The topic describes the steps that need to be taken if a recovery group stops service. A recovery group stops service when a disk hangs because of hardware failure.

There are two types of requests that are sent to a disk. One is a general I/O read or write request and the other is a pass-through query request.

IBM Storage Scale has two configuration parameters that control the response when a disk hang problem occurs. The panicOnIOHang parameter value is set to yes on storage servers by default. When a disk request hangs in the kernel longer than the defined time (300 seconds by default) of the ioHangDetectorTimeout parameter, IBM Storage Scale reboots the node automatically.

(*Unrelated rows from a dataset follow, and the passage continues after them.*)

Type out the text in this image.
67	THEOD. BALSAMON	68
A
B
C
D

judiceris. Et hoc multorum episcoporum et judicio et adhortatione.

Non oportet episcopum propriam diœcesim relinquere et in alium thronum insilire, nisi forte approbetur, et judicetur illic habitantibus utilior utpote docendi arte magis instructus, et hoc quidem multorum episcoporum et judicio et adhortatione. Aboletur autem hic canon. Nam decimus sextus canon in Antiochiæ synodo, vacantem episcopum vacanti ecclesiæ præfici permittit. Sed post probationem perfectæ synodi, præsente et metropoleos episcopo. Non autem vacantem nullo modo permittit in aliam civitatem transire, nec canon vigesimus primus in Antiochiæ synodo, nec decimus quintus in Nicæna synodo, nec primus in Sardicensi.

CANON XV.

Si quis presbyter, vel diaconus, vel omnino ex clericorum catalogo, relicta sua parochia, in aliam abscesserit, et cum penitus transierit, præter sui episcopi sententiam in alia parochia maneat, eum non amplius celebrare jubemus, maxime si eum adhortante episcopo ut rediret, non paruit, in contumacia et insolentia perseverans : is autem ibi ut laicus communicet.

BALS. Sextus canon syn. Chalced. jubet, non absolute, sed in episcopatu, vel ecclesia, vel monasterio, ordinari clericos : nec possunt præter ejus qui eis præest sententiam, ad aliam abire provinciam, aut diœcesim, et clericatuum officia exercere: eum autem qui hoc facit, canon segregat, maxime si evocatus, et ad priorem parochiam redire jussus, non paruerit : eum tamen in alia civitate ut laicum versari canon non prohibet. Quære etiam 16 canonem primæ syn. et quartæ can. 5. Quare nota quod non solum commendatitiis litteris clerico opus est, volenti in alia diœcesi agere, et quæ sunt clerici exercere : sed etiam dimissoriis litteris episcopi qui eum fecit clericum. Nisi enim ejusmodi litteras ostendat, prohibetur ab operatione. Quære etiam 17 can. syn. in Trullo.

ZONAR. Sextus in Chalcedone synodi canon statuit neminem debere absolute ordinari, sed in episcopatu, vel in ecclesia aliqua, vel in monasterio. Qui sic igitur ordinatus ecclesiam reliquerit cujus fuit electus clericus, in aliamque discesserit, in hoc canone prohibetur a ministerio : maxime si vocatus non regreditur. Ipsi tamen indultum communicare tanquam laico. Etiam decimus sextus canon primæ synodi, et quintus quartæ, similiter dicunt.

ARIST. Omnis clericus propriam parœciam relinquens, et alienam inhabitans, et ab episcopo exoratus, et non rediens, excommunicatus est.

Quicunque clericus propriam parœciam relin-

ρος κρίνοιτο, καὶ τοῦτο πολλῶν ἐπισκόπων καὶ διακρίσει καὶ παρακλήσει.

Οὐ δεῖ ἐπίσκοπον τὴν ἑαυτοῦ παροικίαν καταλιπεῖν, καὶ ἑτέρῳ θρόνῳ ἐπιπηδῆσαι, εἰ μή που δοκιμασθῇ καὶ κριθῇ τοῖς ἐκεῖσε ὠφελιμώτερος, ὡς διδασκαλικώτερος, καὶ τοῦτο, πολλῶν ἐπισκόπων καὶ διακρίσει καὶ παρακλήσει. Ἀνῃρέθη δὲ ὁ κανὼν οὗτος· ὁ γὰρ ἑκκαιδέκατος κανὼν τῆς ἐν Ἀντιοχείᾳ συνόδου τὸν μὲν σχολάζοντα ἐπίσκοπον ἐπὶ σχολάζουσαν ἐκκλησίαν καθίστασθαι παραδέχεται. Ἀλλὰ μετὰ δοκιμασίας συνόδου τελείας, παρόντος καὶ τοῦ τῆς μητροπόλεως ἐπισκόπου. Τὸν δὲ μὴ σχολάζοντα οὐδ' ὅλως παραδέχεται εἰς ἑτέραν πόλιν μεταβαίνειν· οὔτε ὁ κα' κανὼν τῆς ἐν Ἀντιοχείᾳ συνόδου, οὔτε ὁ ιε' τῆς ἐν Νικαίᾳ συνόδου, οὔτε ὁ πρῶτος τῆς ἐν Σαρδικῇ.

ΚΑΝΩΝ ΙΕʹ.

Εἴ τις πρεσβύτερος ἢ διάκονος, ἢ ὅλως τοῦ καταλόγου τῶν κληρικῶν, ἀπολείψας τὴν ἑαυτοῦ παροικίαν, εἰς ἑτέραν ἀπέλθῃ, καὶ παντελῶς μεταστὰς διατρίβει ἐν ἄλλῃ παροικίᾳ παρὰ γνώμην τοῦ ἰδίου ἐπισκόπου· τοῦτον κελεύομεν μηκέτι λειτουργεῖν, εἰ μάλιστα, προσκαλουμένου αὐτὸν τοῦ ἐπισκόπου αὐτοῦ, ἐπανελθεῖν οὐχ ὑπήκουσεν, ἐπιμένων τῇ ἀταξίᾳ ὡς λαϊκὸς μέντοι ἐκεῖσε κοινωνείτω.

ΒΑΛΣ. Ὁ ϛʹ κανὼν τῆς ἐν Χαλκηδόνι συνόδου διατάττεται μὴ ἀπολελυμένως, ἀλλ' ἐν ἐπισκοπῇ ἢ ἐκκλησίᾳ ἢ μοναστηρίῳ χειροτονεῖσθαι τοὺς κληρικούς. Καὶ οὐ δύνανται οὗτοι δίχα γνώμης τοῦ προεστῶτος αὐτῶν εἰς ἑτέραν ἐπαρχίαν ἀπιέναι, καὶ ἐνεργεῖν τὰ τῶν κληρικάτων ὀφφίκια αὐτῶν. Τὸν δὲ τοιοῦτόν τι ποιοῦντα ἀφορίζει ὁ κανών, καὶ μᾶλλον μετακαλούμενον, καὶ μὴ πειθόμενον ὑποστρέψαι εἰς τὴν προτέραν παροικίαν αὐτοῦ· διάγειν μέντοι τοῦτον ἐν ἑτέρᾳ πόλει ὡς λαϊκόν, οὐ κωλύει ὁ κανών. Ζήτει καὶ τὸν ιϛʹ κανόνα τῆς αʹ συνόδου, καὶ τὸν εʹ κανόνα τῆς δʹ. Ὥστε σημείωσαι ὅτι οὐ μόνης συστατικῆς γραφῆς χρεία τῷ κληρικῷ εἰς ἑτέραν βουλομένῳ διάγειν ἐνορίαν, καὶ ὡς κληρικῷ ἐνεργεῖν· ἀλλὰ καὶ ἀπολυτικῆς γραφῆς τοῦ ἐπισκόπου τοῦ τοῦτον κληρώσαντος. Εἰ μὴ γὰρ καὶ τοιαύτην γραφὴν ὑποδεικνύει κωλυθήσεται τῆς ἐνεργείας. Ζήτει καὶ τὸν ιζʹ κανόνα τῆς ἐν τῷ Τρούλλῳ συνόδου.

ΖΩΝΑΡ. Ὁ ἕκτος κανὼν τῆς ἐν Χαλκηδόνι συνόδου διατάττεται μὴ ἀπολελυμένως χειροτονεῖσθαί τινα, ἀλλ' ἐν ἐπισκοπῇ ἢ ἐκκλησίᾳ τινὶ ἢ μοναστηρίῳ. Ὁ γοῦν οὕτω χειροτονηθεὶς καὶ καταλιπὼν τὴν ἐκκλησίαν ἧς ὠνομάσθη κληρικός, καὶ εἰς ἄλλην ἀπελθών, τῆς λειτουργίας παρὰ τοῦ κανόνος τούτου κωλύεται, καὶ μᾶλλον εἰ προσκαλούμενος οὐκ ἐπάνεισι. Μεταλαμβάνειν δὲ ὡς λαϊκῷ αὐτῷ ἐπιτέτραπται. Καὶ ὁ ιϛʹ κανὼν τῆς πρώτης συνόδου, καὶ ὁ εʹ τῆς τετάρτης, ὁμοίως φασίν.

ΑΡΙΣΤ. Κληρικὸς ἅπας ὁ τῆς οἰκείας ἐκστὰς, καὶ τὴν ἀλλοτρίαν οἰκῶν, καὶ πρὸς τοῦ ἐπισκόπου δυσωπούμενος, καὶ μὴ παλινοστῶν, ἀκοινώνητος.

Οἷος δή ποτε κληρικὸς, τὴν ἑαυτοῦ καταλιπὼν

When the request to disk hangs, you can see long waiters as follows:

# mmdiag --waiters|grep NSPDServerIOWorkerThread
Waiting 159.2446 sec since 2022-04-21_06:20:57, monitored, thread 64855 NSPDServerIOWorkerThread: for I/O completion on disk sda

or

# mmdiag --waiters|grep DiscoverAndOpenNSPDThread
 Waiting 71.8359 sec since 2022-04-22_01:57:17, monitored, thread 257458 DiscoverAndOpenNSPDThread: for read SCSI world-wide name on disk /dev/sdh
Note: SCSI waiters might also appear on NVMe storage as SCSI-to-NVMe emulation method in GNR.

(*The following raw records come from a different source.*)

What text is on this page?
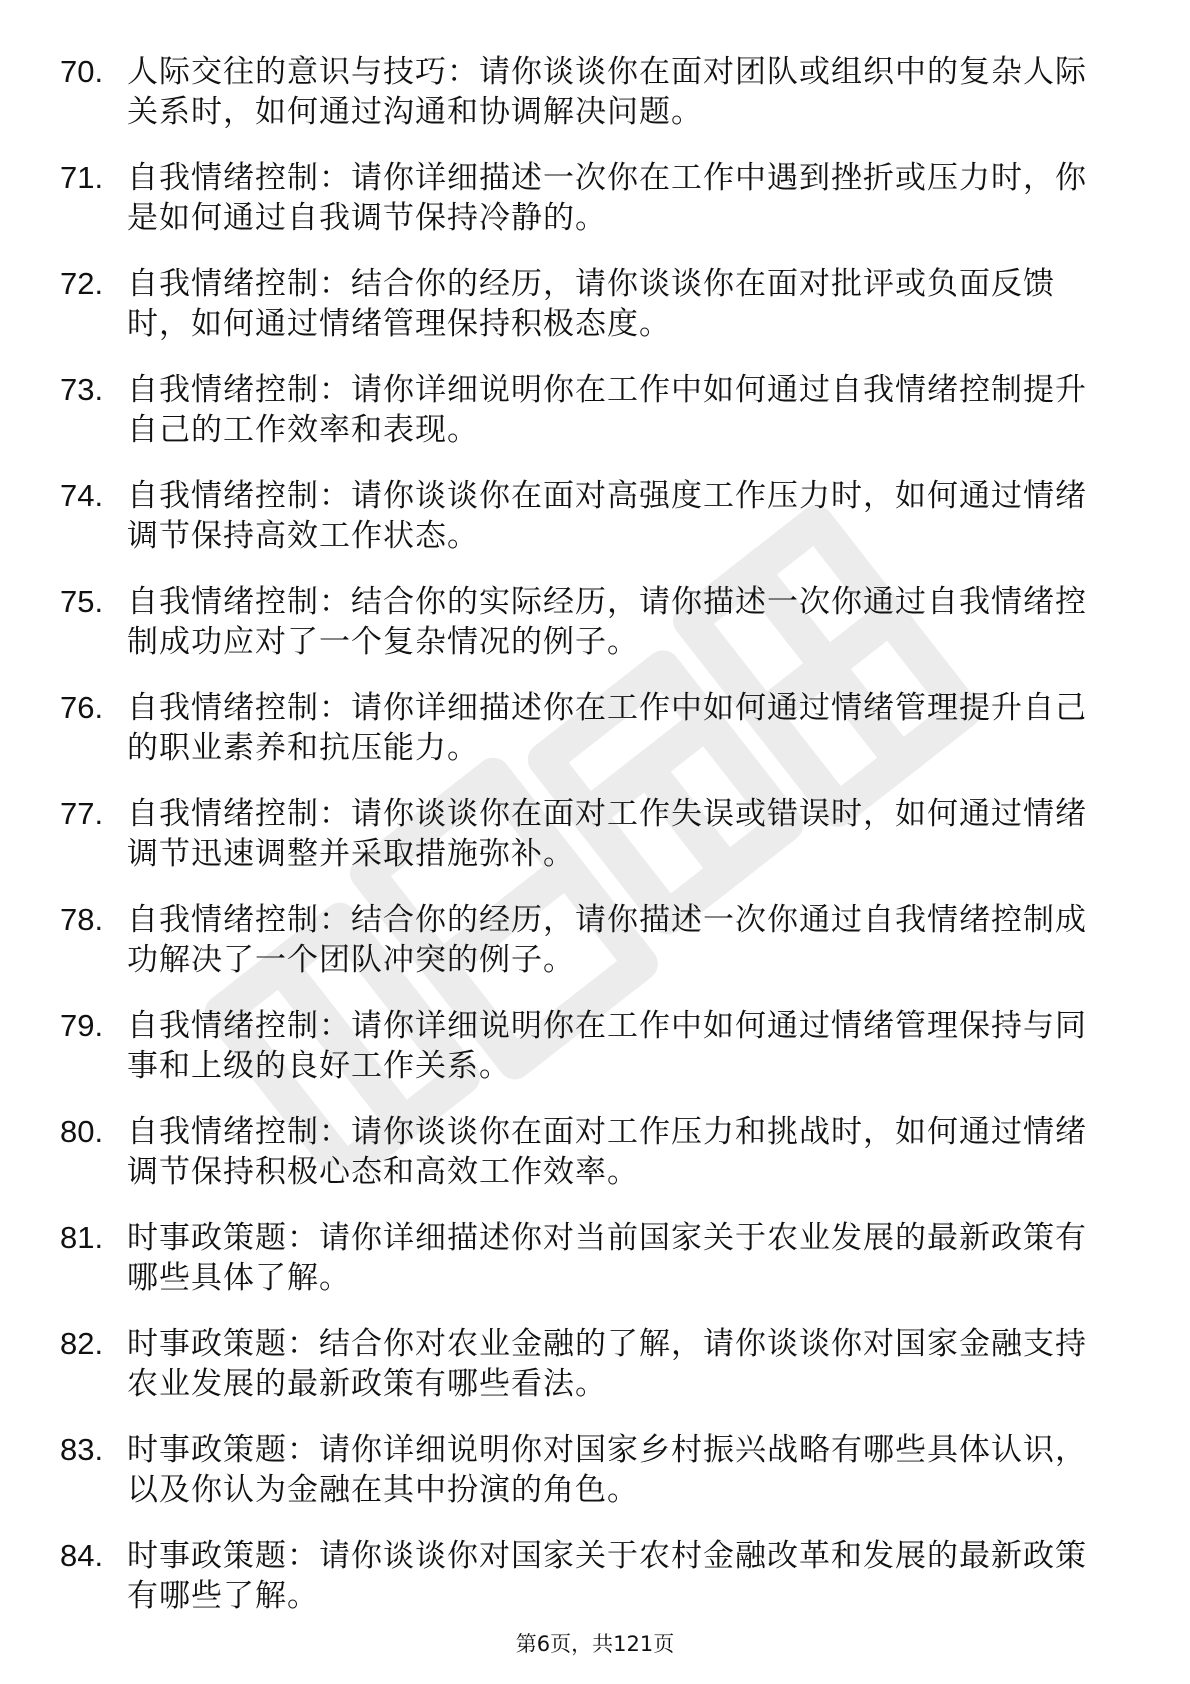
70. 人际交往的意识与技巧：请你谈谈你在面对团队或组织中的复杂人际关系时，如何通过沟通和协调解决问题。
71. 自我情绪控制：请你详细描述一次你在工作中遇到挫折或压力时，你是如何通过自我调节保持冷静的。
72. 自我情绪控制：结合你的经历，请你谈谈你在面对批评或负面反馈时，如何通过情绪管理保持积极态度。
73. 自我情绪控制：请你详细说明你在工作中如何通过自我情绪控制提升自己的工作效率和表现。
74. 自我情绪控制：请你谈谈你在面对高强度工作压力时，如何通过情绪调节保持高效工作状态。
75. 自我情绪控制：结合你的实际经历，请你描述一次你通过自我情绪控制成功应对了一个复杂情况的例子。
76. 自我情绪控制：请你详细描述你在工作中如何通过情绪管理提升自己的职业素养和抗压能力。
77. 自我情绪控制：请你谈谈你在面对工作失误或错误时，如何通过情绪调节迅速调整并采取措施弥补。
78. 自我情绪控制：结合你的经历，请你描述一次你通过自我情绪控制成功解决了一个团队冲突的例子。
79. 自我情绪控制：请你详细说明你在工作中如何通过情绪管理保持与同事和上级的良好工作关系。
80. 自我情绪控制：请你谈谈你在面对工作压力和挑战时，如何通过情绪调节保持积极心态和高效工作效率。
81. 时事政策题：请你详细描述你对当前国家关于农业发展的最新政策有哪些具体了解。
82. 时事政策题：结合你对农业金融的了解，请你谈谈你对国家金融支持农业发展的最新政策有哪些看法。
83. 时事政策题：请你详细说明你对国家乡村振兴战略有哪些具体认识，以及你认为金融在其中扮演的角色。
84. 时事政策题：请你谈谈你对国家关于农村金融改革和发展的最新政策有哪些了解。
第6页，共121页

When the request hang is detected and IBM Storage Scale reboots the node, the mmfs log will have the following messages:

# cat /var/adm/ras/mmfs.log.previous |grep "Kernel I/O"
2022-04-21_06:23:38.892-0400: [E] Kernel I/O hang detected on /dev/sde: write sector 438921496 length 8 pending 305 seconds

or

# cat /var/adm/ras/mmfs.log.previous |grep "Kernel SCSI I/O"
2022-04-22_02:00:50.290-0400: [E] Kernel SCSI I/O hang detected on /dev/nvme1n1, reason: 'get the port addresses', pending 312 seconds

The vmcore-dmesg from the crash can also be used to check the reboot reason if vmcore is generated:

# cat vmcore-dmesg.txt |grep -i "kernel panic"
[33801.657931] <5>kp 20759: cxiPanic: Forcing kernel panic to clear hung I/O
[33801.657934] Kernel panic - not syncing: cxiPanic: Forcing kernel panic to clear hung I/O

If the panicOnIOHang parameter is set to no, ECE will not reboot the node; it will call the user exit callback instead. The user exit callback event diskIOHang can be used to monitor the issue and perform the user-defined operations.

Examples

  1. Create an executable script file:
    # cat /home/iohang
    #!/bin/bash
    # Adding user-defined operations here
    echo $@ > /tmp/iohang.out.`date "+%Y-%m-%d_%H_%M_%S"`
    # chmod +x /home/iohang
  2. Registers user-defined command to the callback event diskIOHang.
    # mmaddcallback iohang --command=/home/iohang --event diskIOHang --parms "%diskName %reason"
  3. When disk request hangs longer than ioHangDetectorTimeout parameter defined, the user exit callback will be triggered. For this example, the following file is generated:
    # cat /tmp/iohang.out.2022-04-21_06_31_42
    /dev/sda Block I/O
    

    or

    # cat /tmp/iohang.out.2022-04-21_02_00_14
    /dev/sdg execute SCSI command Read (10)(0x28)
    
    Note: The diskName parameter returned by callback is the device name which has the request hangs. The reason parameter is the request type sent to the device.
Table 1. The reason parameter callback returned to the user executable script can have the listed types
Parameter Types
Reason Block I/O
read SCSI world-wide name
get the port addresses
get the medium rotation rate
standard inquiry:get vendor/product information

execute SCSI command %s(0x%02x)

For example:

execute SCSI command Inquiry (0x12)

execute SCSI command Test Unit Ready (0x00)

execute SCSI command Read (10)(0x28)